Como já levantado, a realidade que estamos vivenciando nessa segunda década do século XXI com o advento do reinado da era tecnológica, é completamente diferente do vivíamos quando elaborado o Código Civil de 2002, quando a internet ainda engatinhava.

O sociólogo Domenico De Masi faz a seguinte elucubração a respeito da afirmação acima levantada:

Hoje, que o trabalho intelectual se confunde cada vez mais com o estudo e a diversão, os escritórios tradicionais em que ele se desenvolve são cada vez menos capazes de acolhê-lo, enquanto os sites e as redes sociais fornecem a plataforma perfeita para a atividade pós-industrial, que se mostra cada vez mais flexível, abstrata, ubíqua e criativa, permitindo aos trabalhadores que se tornem ao mesmo tempo isolados, conectados, nômades e fixados, onde quer que estejam[5].

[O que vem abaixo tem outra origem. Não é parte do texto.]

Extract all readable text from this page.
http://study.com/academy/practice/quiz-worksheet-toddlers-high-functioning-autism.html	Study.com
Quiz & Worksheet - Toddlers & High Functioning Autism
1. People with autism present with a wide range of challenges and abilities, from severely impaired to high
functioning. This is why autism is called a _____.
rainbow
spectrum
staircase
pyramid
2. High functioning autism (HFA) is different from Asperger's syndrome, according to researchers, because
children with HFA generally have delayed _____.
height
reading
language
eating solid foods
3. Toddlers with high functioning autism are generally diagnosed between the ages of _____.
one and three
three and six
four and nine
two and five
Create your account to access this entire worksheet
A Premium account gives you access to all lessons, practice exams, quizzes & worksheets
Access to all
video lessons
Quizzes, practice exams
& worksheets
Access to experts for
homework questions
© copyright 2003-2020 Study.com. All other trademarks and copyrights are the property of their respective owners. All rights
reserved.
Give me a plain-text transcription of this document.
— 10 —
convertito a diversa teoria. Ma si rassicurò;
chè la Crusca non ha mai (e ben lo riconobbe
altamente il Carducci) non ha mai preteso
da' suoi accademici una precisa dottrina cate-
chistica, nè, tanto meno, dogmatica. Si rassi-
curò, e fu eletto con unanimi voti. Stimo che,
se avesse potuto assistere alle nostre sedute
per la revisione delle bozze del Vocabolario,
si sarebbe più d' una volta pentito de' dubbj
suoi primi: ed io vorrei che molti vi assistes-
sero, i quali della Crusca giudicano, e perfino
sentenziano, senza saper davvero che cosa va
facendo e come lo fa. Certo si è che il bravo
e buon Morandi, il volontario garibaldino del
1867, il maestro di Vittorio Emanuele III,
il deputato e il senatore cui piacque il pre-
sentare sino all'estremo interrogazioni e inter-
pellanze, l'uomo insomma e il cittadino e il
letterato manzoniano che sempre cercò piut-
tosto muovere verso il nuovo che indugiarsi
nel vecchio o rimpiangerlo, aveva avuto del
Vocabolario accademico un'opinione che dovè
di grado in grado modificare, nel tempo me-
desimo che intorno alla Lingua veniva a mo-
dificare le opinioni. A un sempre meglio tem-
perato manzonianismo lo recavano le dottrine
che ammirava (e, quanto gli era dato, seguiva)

Não se pode esquecer que o teletrabalho tem muitas facetas positivas, as quais podemos enumerar algumas a titulo de exemplificação: i) evita deslocamentos, o que inclui enfrentamento do trânsito, sujeição aos transportes coletivos na maioria deficitários; ii) economia de tempo, o que permite maior tempo livre, inclusive para lazer e terapias; iii) maior convivência familiar, o que representa maior apoio aos filhos, idosos e deficientes; iv) economia de energia e recursos minerais, como gasolina; v) permite a descentralização do trabalho; vi) menos ocorrência de acidentes; vii) menos recursos financeiros despendidos na manutenção de vias públicas; viii) melhoria do meio ambiente, com menos poluição e emissão de gás carbônico; ix) menos gastos com vestiários roupas e sapatos, uma vez que as vestimentas no âmbito familiar dispensam os rigores da moda e formalidades em eventos; e x) menor exposição à patógenos: fungos, protozoários, bactérias e vírus.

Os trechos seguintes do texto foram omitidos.